I’ve been waiting for someone to respond to Sid and Larry Bone, but it looks like I will have to do it myself.
Sid —
“Nothing went wrong, no crisis as such — a cardinal sin in short fiction. It’s just a narration of events, and that too in a terribly monotonous way.”
Larry Bone –
“There is no one big thing anchoring the story except the father getting beaten up so badly. And the seeming acceptance of that is chilling.”
I couldn’t tell whether Larry Bone was being ironic – “nothing except the father getting beaten up so badly”. Personally, I thought that the severity of the father’s beating, so bad that he could no longer talk and had to leave the city and his business and become a caretaker for a vacation home, was pretty awful. To me it wasn’t the acceptance of the family’s situation by the girl that was chilling, it was the beating of the father. Which was magnified by the fact that he was beaten because he was from another country, so the guys who did it felt he was fair game.
(BTW – Larry, the reference you are looking for is the “banality of evil”, a phrase developed by Hannah Arendt in her book “Eichmann in Jerusalem” to describe the Nazi horror. Arendt did not use it to mean what you are using it to mean.)

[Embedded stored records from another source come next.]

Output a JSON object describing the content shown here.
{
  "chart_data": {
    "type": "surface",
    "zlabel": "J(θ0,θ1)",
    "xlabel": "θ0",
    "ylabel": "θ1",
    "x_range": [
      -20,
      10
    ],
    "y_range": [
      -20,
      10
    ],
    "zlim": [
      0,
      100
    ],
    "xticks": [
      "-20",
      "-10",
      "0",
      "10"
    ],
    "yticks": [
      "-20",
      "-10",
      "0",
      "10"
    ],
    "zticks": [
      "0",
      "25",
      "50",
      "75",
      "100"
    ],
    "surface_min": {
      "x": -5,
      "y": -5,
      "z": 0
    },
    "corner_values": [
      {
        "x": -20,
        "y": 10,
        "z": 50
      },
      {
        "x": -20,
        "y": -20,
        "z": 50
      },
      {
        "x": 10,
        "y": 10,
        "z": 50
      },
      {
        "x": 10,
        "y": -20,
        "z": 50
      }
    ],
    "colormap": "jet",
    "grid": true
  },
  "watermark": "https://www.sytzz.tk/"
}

It seems that Sid and Larry have confused the drama of the incident with the non-dramatic way in which it is told. Lahiri deliberately has the girl tell the story in a quiet resigned way – she has had many years to absorb it and has to make her way under these circumstances. Perhaps you guys would enjoy Dickens more, especially his description of the death of Little Nell in “The old Curiosity Shop”. In this story Lahiri is doing what another Indian writer, Akhil Sharma, did in a story in the NYer a few months ago, “You Are Happy?”, in which an Indian boy comes to the realization that his mother’s family have had her killed because she was an alcoholic. That story is also told in a restrained way. I think the controlled telling makes the events more powerful.
We also need to recognize the skill with which Lahiri arranges the events in this story. She makes a smooth settled surface in the first few pages. We know some boundary is going to be crossed. When I stopped to think about it, I conjectured maybe the girl would cross a boundary into the family’s privacy or one of the visitors would cross a boundary and try to molest the girl. But Lahiri’s crisis/climax is much more inventive. (Congratulations to TME for figuring out what it would be. I sure didn’t.). By putting the climactic event later in the story than it happened in real life, Lahiri magnifies its effect. She breaks the narrative arc. Alice Munro also does this to good effect in her short story, “The Floating Bridge”, in which the reveal, when it comes, casts the prior events in a new light and makes us re-read, just as Lahiri’s reveal does.
Thanks for your comments, William. You have mentioned two of my favorite writers. Akhil Sharma and Alice munro. I think we like the same kind of stories, but somehow as a reader I was not emotionally present in the narrative of Boundary. But many of your points make sense to me. I think I might re-read the story or certain parts of it to understand it better. Let me tell you, any seasoned reader of short stories understands the value of non-dramatic drama.
Anyway, I am glad I have come across this wonderful site where lovers of short stories can discuss them.
Sid – Your admission of, “…but somehow as a reader I was not emotionally present in the narrative…” has made me stop and think on what I expect from literature. For example, is feeling something intensely from a story more important than learning something significant from it?…I will continue contemplating this…
And William – Thank you for this observation of yours:
“By putting the climactic event later in the story than it happened in real life, Lahiri magnifies its effect. She breaks the narrative arc. Alice Munro also does this to good effect in her short story, “The Floating Bridge”, in which the reveal, when it comes, casts the prior events in a new light and makes us re-read, just as Lahiri’s reveal does.”